Need Advice... what shoul I do
Okay Hello to all!
mm I am a bisexual young man, a teenager. I discovered I was bi, well i actually knew but with this guy I just accepted it. For the first time I saw him I knew I liked him and sometimes, well most of the time, he was checking me out and giving me this looks like trying to show that he liked me, whatever, it's been two years now since that and he moved to another school and now Im a senior and he's in college but in all this time I keep seeing him everywhere and he stares at me, not in a bad way, and I can't help it I have to do the same but we haven't talk, I haven't even said Hi to him.
I feel he likes me and I know I love him so because of that I sent him a message on myspace telling him I need to talk to u and he wants to know what is it that I wanna tell him and I said " you know" and he said "no i don't, tell me" and then I replied: "It's complicated Im gonna tell you later" he then said " well explain it to me, tell me!" and I haven't replied back.

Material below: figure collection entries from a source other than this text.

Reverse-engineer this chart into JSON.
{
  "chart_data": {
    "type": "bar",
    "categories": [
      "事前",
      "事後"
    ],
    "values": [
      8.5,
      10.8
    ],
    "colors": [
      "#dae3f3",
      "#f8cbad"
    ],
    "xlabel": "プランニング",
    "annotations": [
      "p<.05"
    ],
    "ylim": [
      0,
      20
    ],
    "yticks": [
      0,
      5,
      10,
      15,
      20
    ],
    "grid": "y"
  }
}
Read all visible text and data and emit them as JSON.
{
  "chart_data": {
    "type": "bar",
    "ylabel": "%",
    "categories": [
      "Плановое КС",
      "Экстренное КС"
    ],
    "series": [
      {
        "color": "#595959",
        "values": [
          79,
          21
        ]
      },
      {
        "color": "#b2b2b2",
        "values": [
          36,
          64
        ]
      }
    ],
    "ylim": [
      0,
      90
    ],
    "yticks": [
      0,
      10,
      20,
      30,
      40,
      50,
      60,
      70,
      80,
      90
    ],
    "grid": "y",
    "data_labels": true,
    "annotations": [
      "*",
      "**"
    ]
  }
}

I haven't tell him what I feel because he's like into this rap shit, he has a group and it's somewhat big in the streets and I don't want to be like the liar, ****** if he denies what he feels for me, I can be the laugh of the town. Man I tell you he doesn't even try to hide it when he seems me. It's like he stops and all he sees it' me.
I don't know if I should tell him or not. Should I wait till I get out of high school, he has a lot of friends on my school, or should I just tell him right now the truth?